Nous retrouvons donc à la racine de la justification « morale » habituelle des droits de succession une hypothèse implicite que nous avons déjà rencontrée, à savoir que tout ce qui arrive aux individus est le résultat d'une volonté centrale qui les dépasse, ce que Philippe Bénéton appelle « le mythe animiste »(3). Si tout vient d'une volonté extérieure à l'individu, cette volonté peut tout remettre en cause, n'importe quand et en fonction de critères dont on ne peut même pas dire qu'ils sont arbitraires puisqu'ils relèvent de la logique propre de cet esprit central, auquel les hommes doivent se soumettre sans pouvoir en percer les mystères. Les exemptions fiscales qui atténuent une spoliation sont alors considérées comme un don, tandis que les prélèvements périodiques sur le capital sont un moyen de faire constamment converger la répartition effective des richesses vers la répartition désirée par le « grand répartiteur ». Cette conception implicite ne laisse évidemment plus de place à une quelconque notion d'arbitraire fiscal. Mais il faut bien reconnaître qu'elle relève de la pensée mythique et non de la pensée scientifique.
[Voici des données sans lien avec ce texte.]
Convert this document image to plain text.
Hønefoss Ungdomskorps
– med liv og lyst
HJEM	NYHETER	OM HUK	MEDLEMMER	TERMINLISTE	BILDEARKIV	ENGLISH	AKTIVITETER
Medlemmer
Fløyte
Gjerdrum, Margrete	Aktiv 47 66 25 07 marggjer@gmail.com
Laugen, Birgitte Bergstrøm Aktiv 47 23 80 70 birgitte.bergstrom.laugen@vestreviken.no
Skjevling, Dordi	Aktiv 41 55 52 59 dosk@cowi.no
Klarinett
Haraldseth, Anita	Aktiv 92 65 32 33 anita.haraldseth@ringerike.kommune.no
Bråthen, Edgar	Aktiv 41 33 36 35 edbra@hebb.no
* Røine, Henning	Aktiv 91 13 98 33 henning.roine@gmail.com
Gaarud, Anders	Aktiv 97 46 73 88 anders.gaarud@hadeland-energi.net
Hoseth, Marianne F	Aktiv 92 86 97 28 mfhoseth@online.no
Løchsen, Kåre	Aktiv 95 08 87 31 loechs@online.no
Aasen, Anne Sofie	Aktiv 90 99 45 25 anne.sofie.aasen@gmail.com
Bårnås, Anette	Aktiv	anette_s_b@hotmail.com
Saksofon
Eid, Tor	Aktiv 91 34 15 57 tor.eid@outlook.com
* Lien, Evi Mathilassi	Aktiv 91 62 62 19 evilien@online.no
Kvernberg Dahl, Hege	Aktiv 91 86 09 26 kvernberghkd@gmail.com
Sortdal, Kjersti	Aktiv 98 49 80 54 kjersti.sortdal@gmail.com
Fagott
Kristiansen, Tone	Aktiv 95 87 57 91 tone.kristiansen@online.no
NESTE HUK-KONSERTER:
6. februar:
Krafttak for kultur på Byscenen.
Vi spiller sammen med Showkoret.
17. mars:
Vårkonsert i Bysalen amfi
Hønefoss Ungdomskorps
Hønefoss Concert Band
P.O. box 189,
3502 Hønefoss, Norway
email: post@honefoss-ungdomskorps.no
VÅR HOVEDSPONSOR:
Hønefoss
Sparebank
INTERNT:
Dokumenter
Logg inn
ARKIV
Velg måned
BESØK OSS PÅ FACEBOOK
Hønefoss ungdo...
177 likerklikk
L'arbitraire fiscal résulte donc de l'utilisation par les hommes de l'État de la pensée mythique pour faire admettre leur monopole dans l'utilisation de la contrainte(4). 
  
Ne peut-on d'ailleurs pas éliminer d'emblée l'argument étatiste selon lequel l'héritage ne serait pas « juste » parce qu'il n'aurait pas été « gagné »? Une telle accusation est en effet amusante venant de gens dont les ressources sont obtenues par la contrainte et dont l'objectif principal est généralement d'accroître la part des revenus des citoyens qui ne dépend pas des services rendus: pourquoi serait-il « juste » de recevoir un revenu non gagné lorsqu'il vient de l'État et non lorsqu'il vient de ses parents? Si l'héritier n'a pas « le droit » d'hériter, personne ne peut recevoir ce droit, en particulier pas les hommes de l'État ou ceux à qui ils transfèrent les biens obtenus par la taxation de l'héritage. En fait, ce que nous défendons n'est pas tant le droit pour l'héritier d'hériter que le droit de chacun, donc du testateur, de faire ce qu'il veut avec ce qui est à lui. Si l'on veut bien considérer l'héritage pour ce qu'il est, c'est-à-dire une relation entre deux personnes, cela n'a pas de sens de dire que l'héritage est « injuste » en soi. Pour qu'il y ait injustice il faut que quelqu'un soit injuste: peut-on considérer a priori qu'un testateur est injuste à moins de tenir toute richesse pour une injustice? 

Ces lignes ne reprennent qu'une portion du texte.